Anyhow, the current HTTPS implementations completely fail to follow good practice. In particular, if each round-trip of negotiation was logged, it would be possible to find clients doing strange things and failing to connect. And with appropriate field formats, truncated strings would not be accepted. Ignoring all of this, an HTTPS log entry is a summary of a transaction whereas we want each stage. How would this apply to aggregated UDP requests?

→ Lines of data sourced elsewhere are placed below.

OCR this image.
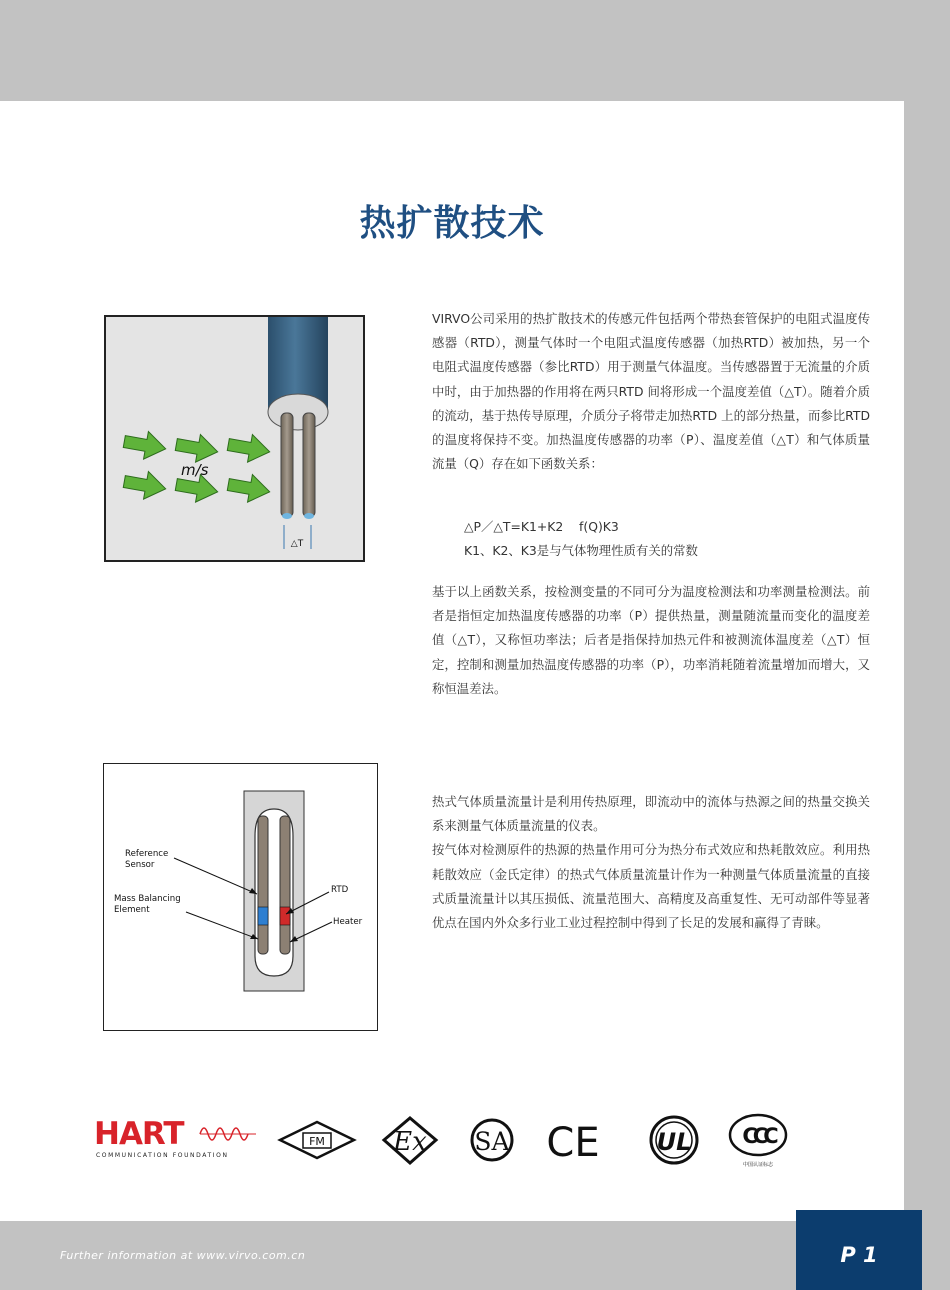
热扩散技术
△T
m/s
VIRVO公司采用的热扩散技术的传感元件包括两个带热套管保护的电阻式温度传感器（RTD），测量气体时一个电阻式温度传感器（加热RTD）被加热，另一个电阻式温度传感器（参比RTD）用于测量气体温度。当传感器置于无流量的介质中时，由于加热器的作用将在两只RTD 间将形成一个温度差值（△T）。随着介质的流动，基于热传导原理，介质分子将带走加热RTD 上的部分热量，而参比RTD 的温度将保持不变。加热温度传感器的功率（P）、温度差值（△T）和气体质量流量（Q）存在如下函数关系：
△P／△T=K1+K2    f(Q)K3
K1、K2、K3是与气体物理性质有关的常数
基于以上函数关系，按检测变量的不同可分为温度检测法和功率测量检测法。前者是指恒定加热温度传感器的功率（P）提供热量，测量随流量而变化的温度差值（△T），又称恒功率法；后者是指保持加热元件和被测流体温度差（△T）恒定，控制和测量加热温度传感器的功率（P），功率消耗随着流量增加而增大，又称恒温差法。
Reference
Sensor
Mass Balancing
Element
RTD
Heater
热式气体质量流量计是利用传热原理，即流动中的流体与热源之间的热量交换关系来测量气体质量流量的仪表。
按气体对检测原件的热源的热量作用可分为热分布式效应和热耗散效应。利用热耗散效应（金氏定律）的热式气体质量流量计作为一种测量气体质量流量的直接式质量流量计以其压损低、流量范围大、高精度及高重复性、无可动部件等显著优点在国内外众多行业工业过程控制中得到了长足的发展和赢得了青睐。
HART
COMMUNICATION FOUNDATION
FM	Ex SA CE UL CCC
中国认证标志
Further information at www.virvo.com.cn	P 1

An inline sequence of requests invite problems because the retrospective concatenation of requests may not be isolated in all cases. Having a request type which is a set of requests is no better. Firstly, it is not possible to prevent third-parties from ever implementing such a request type. Secondly, it is not possible to prevent third-parties from ever accepting nested request sets. Perhaps it would be better to make the core protocol handle a set of requests? Erm, why are we adding this bloat to every request when it does not preclude the previous cases?

And there's the core problem. It is absolutely not possible to prevent protocol extensions which are obviously flawed to anyone who understands software architecture. Nor is it possible to prevent more subtle cases.